The expression of character by masses of black and white proves this. Bishop Potter is unmistakable, his features bounded by their shadows. From such a start then it is a question of procedure cautiously to that point where the greatest character lies, but beyond which point detail becomes unnecessary to character.

The pen portrait of Thackeray by Robt. Blum is a careful delineation of the characteristic head of the novelist set on shoulders characteristically bent forward and the body characteristically tall. What more can be told of Thackeray's [pg 189] personality? Would the buttons and the wrinkles of the clothing help matters! No, as facts they would not, and when art has to do only with character, the simplest statement is the most forcible.

Millet, at one time, was known as “the man who painted peasants without wrinkles in their breeches.” Not because wrinkles were too much for him, nor because they were not thought worth while, but because, in his effort to prune his picture of the unessentials, the wrinkles were brushed aside.

When, however, art has to do with filling an entire space with something, and the clothing occupies a considerable part of it, what shall be done? This changes the details of the question. Yet all portraits that hit hard in exhibitions are those conceived in simplicity, those in which the personality is what stops and holds us.

There are certain large organic lines of drapery which the character demands, but beyond this point opinion divides authoritatively from the complete silence of obliteration to the tumultuous noisiness of “the whole truth”

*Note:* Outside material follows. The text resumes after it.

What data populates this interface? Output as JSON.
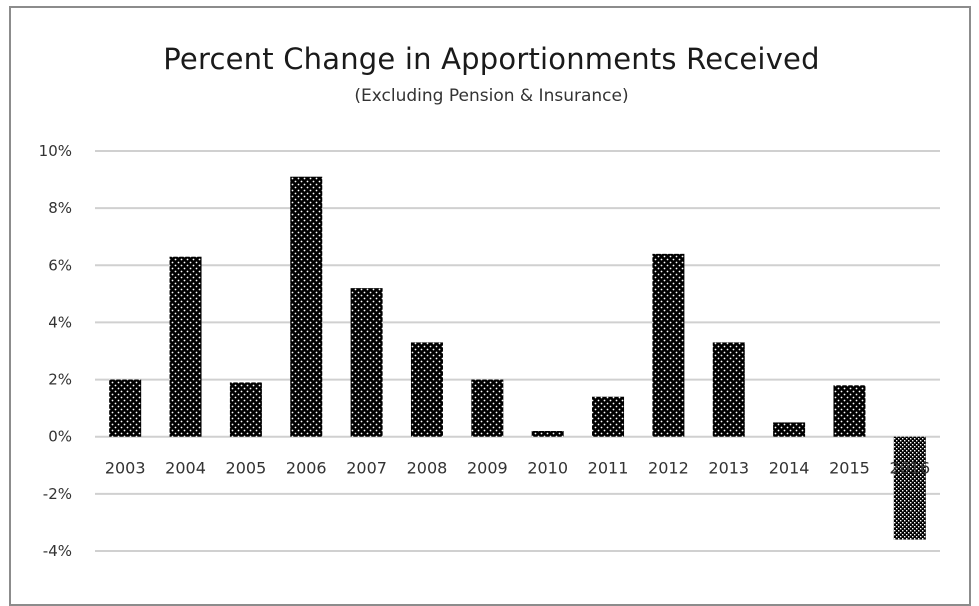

In the portraits by Carrière all detail is swept away, and the millinery artists are shocked. Simplicity should never compromise texture and quality. This side of the truth cannot prove objectionable.

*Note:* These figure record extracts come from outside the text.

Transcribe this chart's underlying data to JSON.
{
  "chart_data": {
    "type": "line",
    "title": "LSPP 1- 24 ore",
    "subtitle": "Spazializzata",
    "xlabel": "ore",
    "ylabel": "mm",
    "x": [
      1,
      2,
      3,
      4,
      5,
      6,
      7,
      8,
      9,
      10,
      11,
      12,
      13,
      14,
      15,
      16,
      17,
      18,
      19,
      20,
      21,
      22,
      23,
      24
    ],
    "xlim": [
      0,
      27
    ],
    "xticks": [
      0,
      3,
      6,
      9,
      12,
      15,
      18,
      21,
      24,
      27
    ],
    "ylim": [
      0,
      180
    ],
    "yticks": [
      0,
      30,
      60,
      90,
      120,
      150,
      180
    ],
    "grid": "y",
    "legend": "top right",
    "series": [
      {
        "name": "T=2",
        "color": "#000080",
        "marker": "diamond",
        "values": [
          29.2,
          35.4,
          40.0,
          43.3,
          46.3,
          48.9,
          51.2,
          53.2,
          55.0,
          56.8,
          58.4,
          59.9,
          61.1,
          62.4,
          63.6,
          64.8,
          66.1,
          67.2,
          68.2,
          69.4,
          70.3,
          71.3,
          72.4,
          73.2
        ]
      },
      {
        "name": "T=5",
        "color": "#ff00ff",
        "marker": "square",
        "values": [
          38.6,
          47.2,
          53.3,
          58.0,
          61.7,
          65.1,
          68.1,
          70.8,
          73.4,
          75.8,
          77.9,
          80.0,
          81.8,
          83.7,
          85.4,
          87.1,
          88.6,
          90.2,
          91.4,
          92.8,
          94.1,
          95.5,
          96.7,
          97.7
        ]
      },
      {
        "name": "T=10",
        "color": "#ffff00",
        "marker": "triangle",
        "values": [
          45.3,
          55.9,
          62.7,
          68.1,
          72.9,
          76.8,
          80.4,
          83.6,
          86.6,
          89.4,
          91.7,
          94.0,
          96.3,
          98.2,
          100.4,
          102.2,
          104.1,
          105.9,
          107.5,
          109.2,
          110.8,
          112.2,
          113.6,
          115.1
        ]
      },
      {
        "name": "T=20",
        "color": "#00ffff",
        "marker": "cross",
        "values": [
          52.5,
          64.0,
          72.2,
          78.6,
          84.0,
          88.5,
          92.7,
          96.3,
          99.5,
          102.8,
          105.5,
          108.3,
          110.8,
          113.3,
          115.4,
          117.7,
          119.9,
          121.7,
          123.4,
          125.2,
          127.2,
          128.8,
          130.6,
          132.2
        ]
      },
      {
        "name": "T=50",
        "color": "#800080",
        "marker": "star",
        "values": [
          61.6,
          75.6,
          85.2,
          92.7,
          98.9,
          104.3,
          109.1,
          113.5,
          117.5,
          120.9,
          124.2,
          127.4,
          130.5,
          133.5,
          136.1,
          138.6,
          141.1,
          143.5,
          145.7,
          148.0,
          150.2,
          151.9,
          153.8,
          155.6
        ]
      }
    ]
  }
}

“You have made my broadcloth look like two-fifty a yard and it really cost four,” was a criticism offered by a young lady who posed in a riding habit. Such practical criticism is [pg 190] frequently necessary to bring the artist down from the top height observatory where he is absorbed with “the big things.”

Breath does not signify neglect of detail or neglect of finish; it means simplification where unity had been threatened. It is seeing the big side of small things, if the small things cannot be ignored.

The lighting of a subject has much to do with its breadth. A light may be selected that will chop such a well organized unit as the body into three or four separate sections, or one that produces an equal division of light and shade—seldom good. Shadows are generally the hiding-places for mystery; and mystery is ever charming. None better than Rembrandt knew the value of those vague spaces of nothingness, in backgrounds, and in the figure itself, a sudden pitch from light and positiveness into conjecture. We hear in photography much of the “Rembrandt-esque effect,” which when produced, proves to be just blackness. There can be no shadow without light, and Rembrandt's effort was to obtain this, rather than produce darkness.